老于頭親自將墨畫送到村頭,目送著墨畫遠去,這才回到家里,對著兩個孫子叮囑道:
“恩公送你們的東西,仔細收好了。”
兩個孩子,珍而重之地將墨畫送的辟水玉系在脖子上。
老于頭點頭道:“你們別看恩公年紀不大,但人家是大宗門弟子,有著上乘的傳承,眼光見識還有本事,都是一等一的。”
“他說的話,你們一定要牢牢記在心里,萬萬不能忘記。”
“還有…”老于頭嘆了口氣,感慨道:
“我們雖是散修,日子窮苦,但也要講道義。”
“我老了,這輩子就這樣了,沒什么本事,報答不了恩公的恩情,但你們兩個孩子不一樣,你們還小,將來的路還很長…”

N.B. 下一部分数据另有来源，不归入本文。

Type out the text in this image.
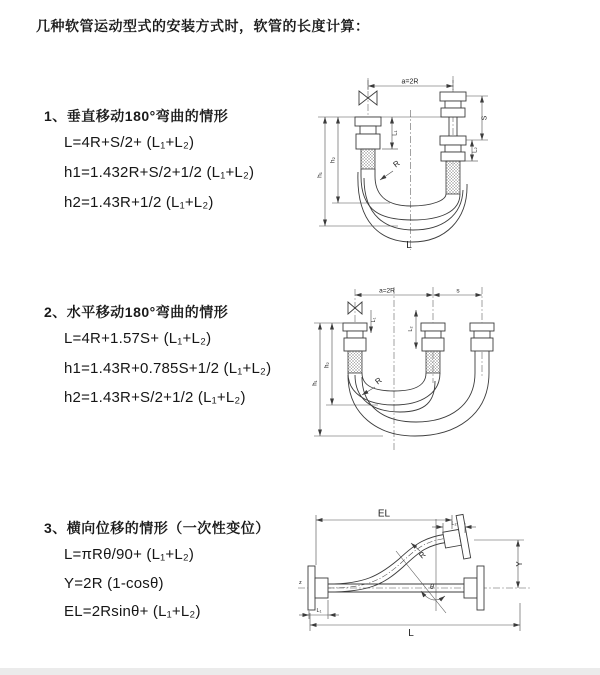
几种软管运动型式的安装方式时，软管的长度计算：
1、垂直移动180°弯曲的情形
L=4R+S/2+ (L₁+L₂)
h1=1.432R+S/2+1/2 (L₁+L₂)
h2=1.43R+1/2 (L₁+L₂)
2、水平移动180°弯曲的情形
L=4R+1.57S+ (L₁+L₂)
h1=1.43R+0.785S+1/2 (L₁+L₂)
h2=1.43R+S/2+1/2 (L₁+L₂)
3、横向位移的情形（一次性变位）
L=πRθ/90+ (L₁+L₂)
Y=2R (1-cosθ)
EL=2Rsinθ+ (L₁+L₂)
a=2R
h₂
h₁
L₁
S
L₂
R
L
a=2R	s
L₁
L₂
h₂
h₁	R
z
θ
R
EL
L₂
Y
L
L₁
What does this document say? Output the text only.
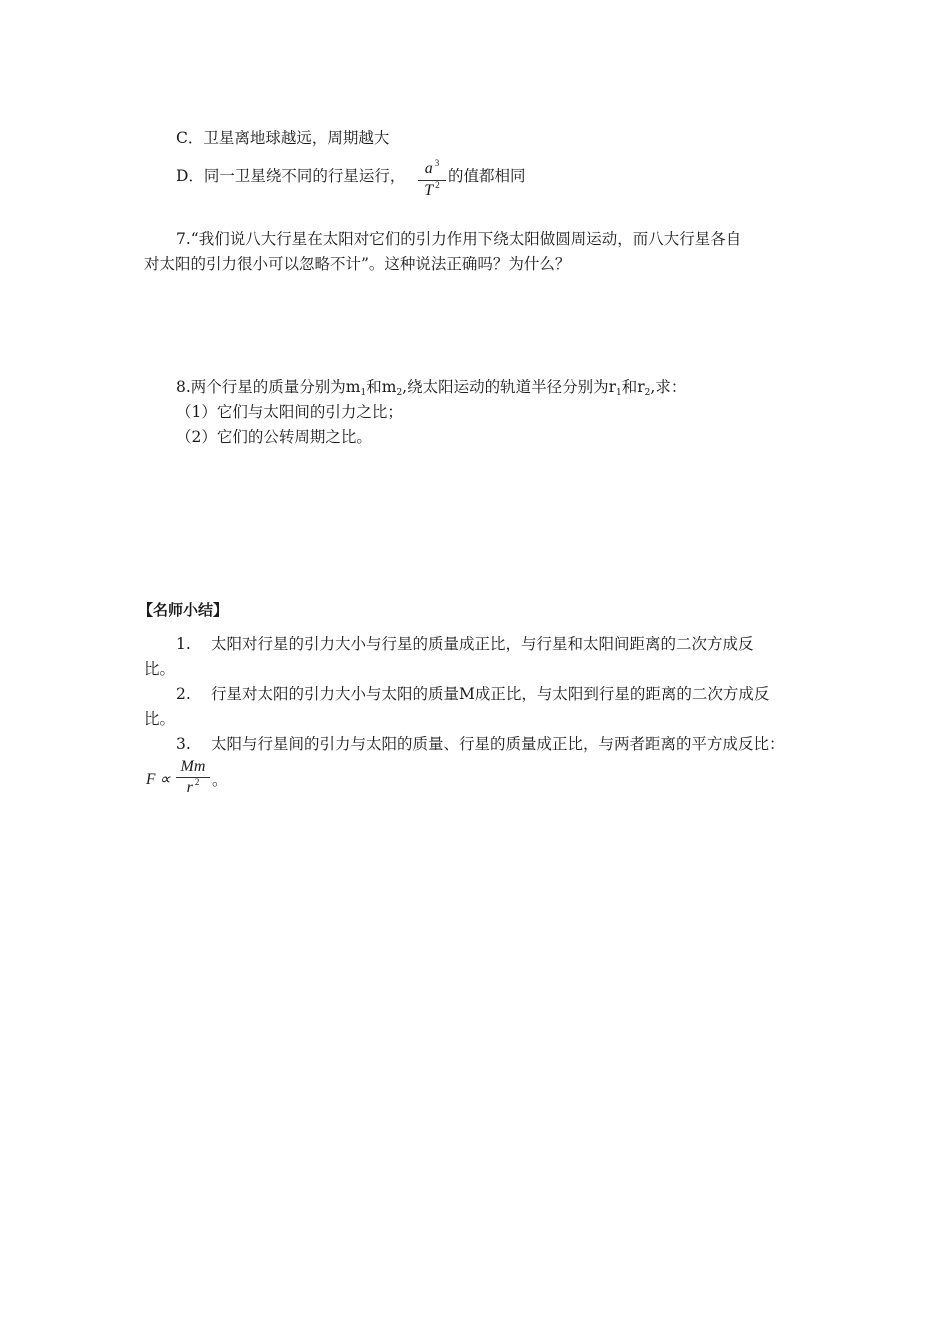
C．卫星离地球越远，周期越大
D．同一卫星绕不同的行星运行，	a $^3$
T $^2$ 的值都相同
7.“我们说八大行星在太阳对它们的引力作用下绕太阳做圆周运动，而八大行星各自
对太阳的引力很小可以忽略不计”。这种说法正确吗？为什么？
8.两个行星的质量分别为m1和m2,绕太阳运动的轨道半径分别为r1和r2,求：
（1）它们与太阳间的引力之比；
（2）它们的公转周期之比。
【名师小结】
1. 太阳对行星的引力大小与行星的质量成正比，与行星和太阳间距离的二次方成反
比。
2. 行星对太阳的引力大小与太阳的质量M成正比，与太阳到行星的距离的二次方成反
比。
3. 太阳与行星间的引力与太阳的质量、行星的质量成正比，与两者距离的平方成反比：
F ∝
Mm
r $^2$ 。
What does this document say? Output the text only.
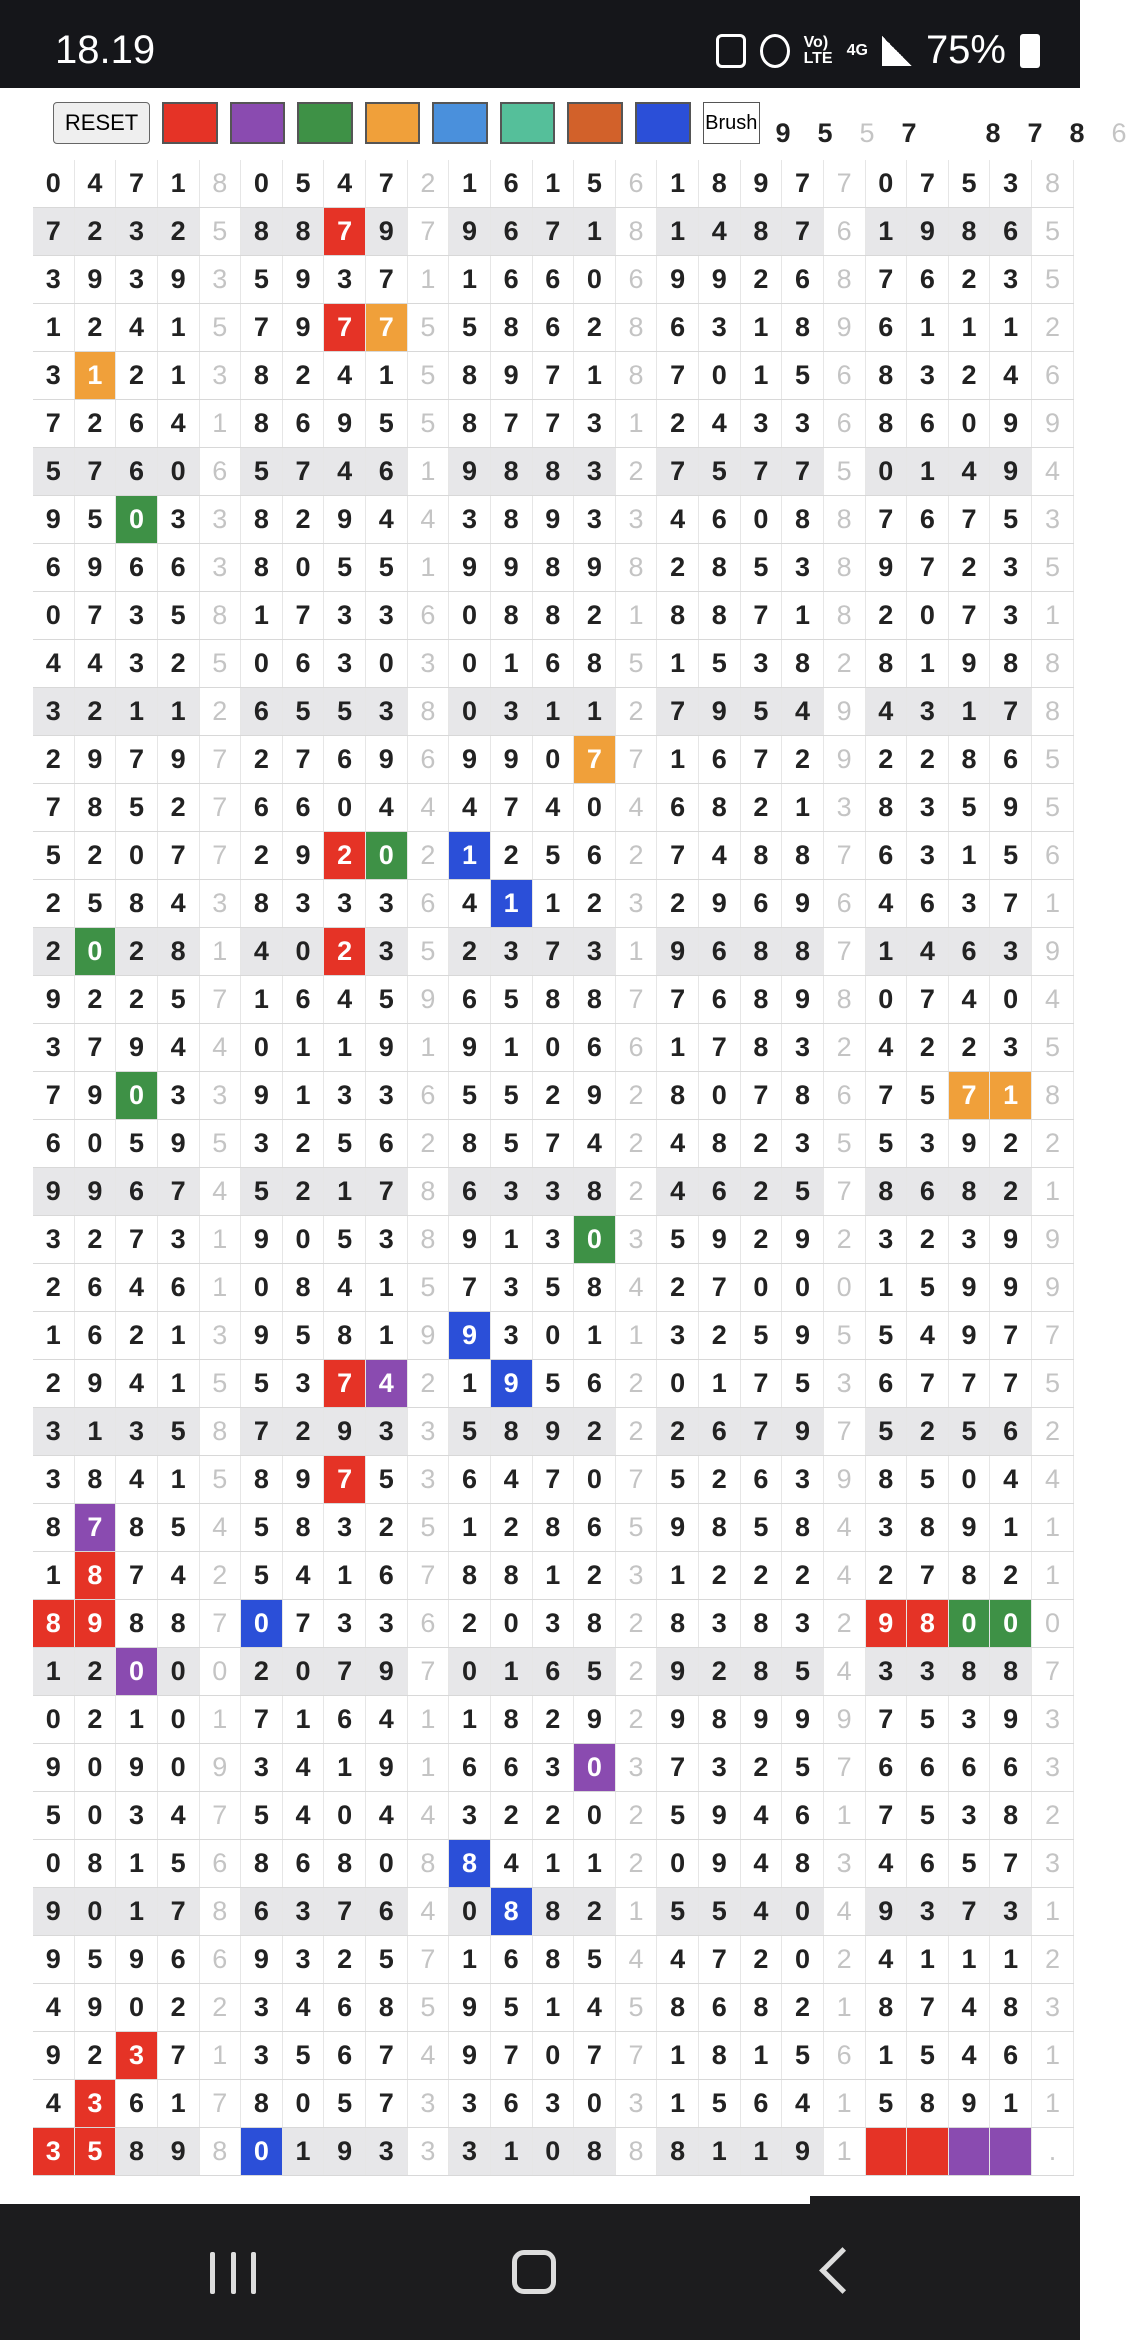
18.19	Vo)
LTE 4G 75%
9 5 5 7	8 7 8 6
RESET	Brush
0	4	7	1	8	0	5	4	7	2	1	6	1	5	6	1	8	9	7	7	0	7	5	3	8
7	2	3	2	5	8	8	7	9	7	9	6	7	1	8	1	4	8	7	6	1	9	8	6	5
3	9	3	9	3	5	9	3	7	1	1	6	6	0	6	9	9	2	6	8	7	6	2	3	5
1	2	4	1	5	7	9	7	7	5	5	8	6	2	8	6	3	1	8	9	6	1	1	1	2
3	1	2	1	3	8	2	4	1	5	8	9	7	1	8	7	0	1	5	6	8	3	2	4	6
7	2	6	4	1	8	6	9	5	5	8	7	7	3	1	2	4	3	3	6	8	6	0	9	9
5	7	6	0	6	5	7	4	6	1	9	8	8	3	2	7	5	7	7	5	0	1	4	9	4
9	5	0	3	3	8	2	9	4	4	3	8	9	3	3	4	6	0	8	8	7	6	7	5	3
6	9	6	6	3	8	0	5	5	1	9	9	8	9	8	2	8	5	3	8	9	7	2	3	5
0	7	3	5	8	1	7	3	3	6	0	8	8	2	1	8	8	7	1	8	2	0	7	3	1
4	4	3	2	5	0	6	3	0	3	0	1	6	8	5	1	5	3	8	2	8	1	9	8	8
3	2	1	1	2	6	5	5	3	8	0	3	1	1	2	7	9	5	4	9	4	3	1	7	8
2	9	7	9	7	2	7	6	9	6	9	9	0	7	7	1	6	7	2	9	2	2	8	6	5
7	8	5	2	7	6	6	0	4	4	4	7	4	0	4	6	8	2	1	3	8	3	5	9	5
5	2	0	7	7	2	9	2	0	2	1	2	5	6	2	7	4	8	8	7	6	3	1	5	6
2	5	8	4	3	8	3	3	3	6	4	1	1	2	3	2	9	6	9	6	4	6	3	7	1
2	0	2	8	1	4	0	2	3	5	2	3	7	3	1	9	6	8	8	7	1	4	6	3	9
9	2	2	5	7	1	6	4	5	9	6	5	8	8	7	7	6	8	9	8	0	7	4	0	4
3	7	9	4	4	0	1	1	9	1	9	1	0	6	6	1	7	8	3	2	4	2	2	3	5
7	9	0	3	3	9	1	3	3	6	5	5	2	9	2	8	0	7	8	6	7	5	7	1	8
6	0	5	9	5	3	2	5	6	2	8	5	7	4	2	4	8	2	3	5	5	3	9	2	2
9	9	6	7	4	5	2	1	7	8	6	3	3	8	2	4	6	2	5	7	8	6	8	2	1
3	2	7	3	1	9	0	5	3	8	9	1	3	0	3	5	9	2	9	2	3	2	3	9	9
2	6	4	6	1	0	8	4	1	5	7	3	5	8	4	2	7	0	0	0	1	5	9	9	9
1	6	2	1	3	9	5	8	1	9	9	3	0	1	1	3	2	5	9	5	5	4	9	7	7
2	9	4	1	5	5	3	7	4	2	1	9	5	6	2	0	1	7	5	3	6	7	7	7	5
3	1	3	5	8	7	2	9	3	3	5	8	9	2	2	2	6	7	9	7	5	2	5	6	2
3	8	4	1	5	8	9	7	5	3	6	4	7	0	7	5	2	6	3	9	8	5	0	4	4
8	7	8	5	4	5	8	3	2	5	1	2	8	6	5	9	8	5	8	4	3	8	9	1	1
1	8	7	4	2	5	4	1	6	7	8	8	1	2	3	1	2	2	2	4	2	7	8	2	1
8	9	8	8	7	0	7	3	3	6	2	0	3	8	2	8	3	8	3	2	9	8	0	0	0
1	2	0	0	0	2	0	7	9	7	0	1	6	5	2	9	2	8	5	4	3	3	8	8	7
0	2	1	0	1	7	1	6	4	1	1	8	2	9	2	9	8	9	9	9	7	5	3	9	3
9	0	9	0	9	3	4	1	9	1	6	6	3	0	3	7	3	2	5	7	6	6	6	6	3
5	0	3	4	7	5	4	0	4	4	3	2	2	0	2	5	9	4	6	1	7	5	3	8	2
0	8	1	5	6	8	6	8	0	8	8	4	1	1	2	0	9	4	8	3	4	6	5	7	3
9	0	1	7	8	6	3	7	6	4	0	8	8	2	1	5	5	4	0	4	9	3	7	3	1
9	5	9	6	6	9	3	2	5	7	1	6	8	5	4	4	7	2	0	2	4	1	1	1	2
4	9	0	2	2	3	4	6	8	5	9	5	1	4	5	8	6	8	2	1	8	7	4	8	3
9	2	3	7	1	3	5	6	7	4	9	7	0	7	7	1	8	1	5	6	1	5	4	6	1
4	3	6	1	7	8	0	5	7	3	3	6	3	0	3	1	5	6	4	1	5	8	9	1	1
3	5	8	9	8	0	1	9	3	3	3	1	0	8	8	8	1	1	9	1					.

“若是以后修道有成,一定要想辦法,好好償還這份大恩。”
兩個小孫子都認真點頭:
“嗯,爺爺,我們記住了!”
“好。”
老于頭欣慰地點了點頭。
而此時,小漁村的后村。
小仙人的神龕之前,香火裊裊,四下無人。
已經離去的墨畫,又漸漸顯露出了身影。
他目光深邃,盯著神龕又看了幾眼,而后緩緩道:“出來吧。”
神龕之中沒有動靜。
墨畫微微皺眉。
就在他有些不耐煩的時候,神龕之中,銀光微閃,一條純白色的小小銀魚,顫巍巍地游了出來,對著墨畫一直點頭,像是在叩首一般。
與此同時,一道纖細且清脆的聲音,傳入了墨畫的耳中。
“拜見恩公…”
墨畫有些錯愕。
他只知道,自己的神龕之中,鬼鬼祟祟藏著什么東西,卻沒想到,竟會是一條銀色的小魚。
而且,這條小魚身上,神念純凈,沒有一丁點邪祟的氣息。
再回想起前因后果,墨畫便明白了過來。
“伱是…之前被我砍死的那個河神?”
小銀魚渾身一顫,輕聲道:“回恩公的話,是…”
“不對啊…”墨畫皺了皺眉,“老于頭喊我恩公,是因為我救了他,但是我砍了你,你怎么也叫我‘恩公’?”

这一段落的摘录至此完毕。